Andrew Lewer, a Conservative Party Member of Parliament in the UK, was today fired from his position in the Home Office after being identified as the source of a leak. To figure out who forwarded internal communications to the political blog Guido Fawkes, they added unique features to each recipient's copy.
In an attempt to try and identify the culprit, a number of MPs were sent the same letter but with slightly different wording in each version. … Mr Lewer is understood to have been dismissed as an aide to policing minister Kit Malthouse after an image of the letter ended up on the Guido Fawkes political website on Thursday. … The letter, which was sent to all ministerial aides, had warned that the prime minister's foreword to the ministerial code "strictly prohibits" leaking, adding: "Please keep this in the forefront of your mind; the position you hold is a privilege and not a right." In what has been described as an attempted "canary trap", it is understood to have contained minor but distinct differences in language in the versions sent to each recipient.
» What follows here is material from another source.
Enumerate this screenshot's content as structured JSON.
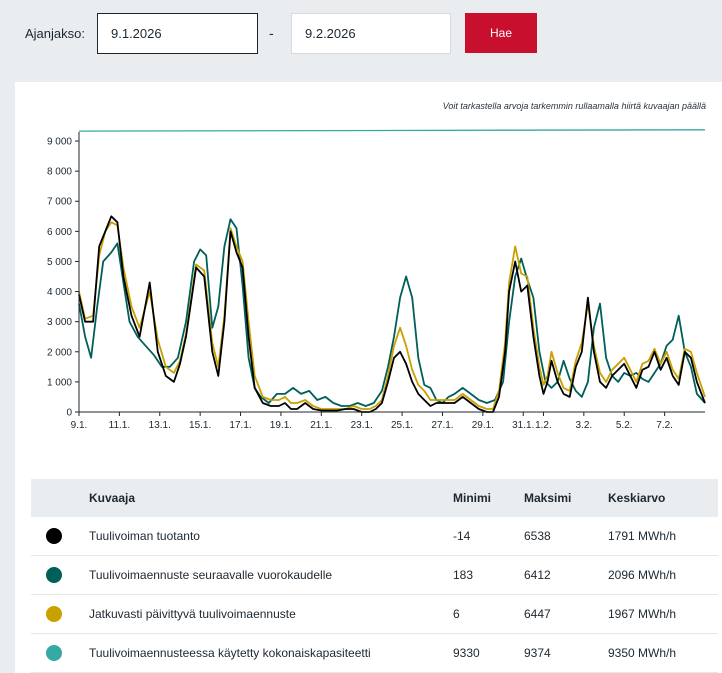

In a fitting irony that should have screamed "trap!" to the recipients, the leaked memo was an order not to leak memos.
A lesson learned by many of us in a decade or so of heightened whistleblower coverage: don't generally publish the stuff leaked to you. Don't even quote it verbatim. Instead, describe it accurately in your own words and treat it as evidentiary material that proves the accuracy of your reportage.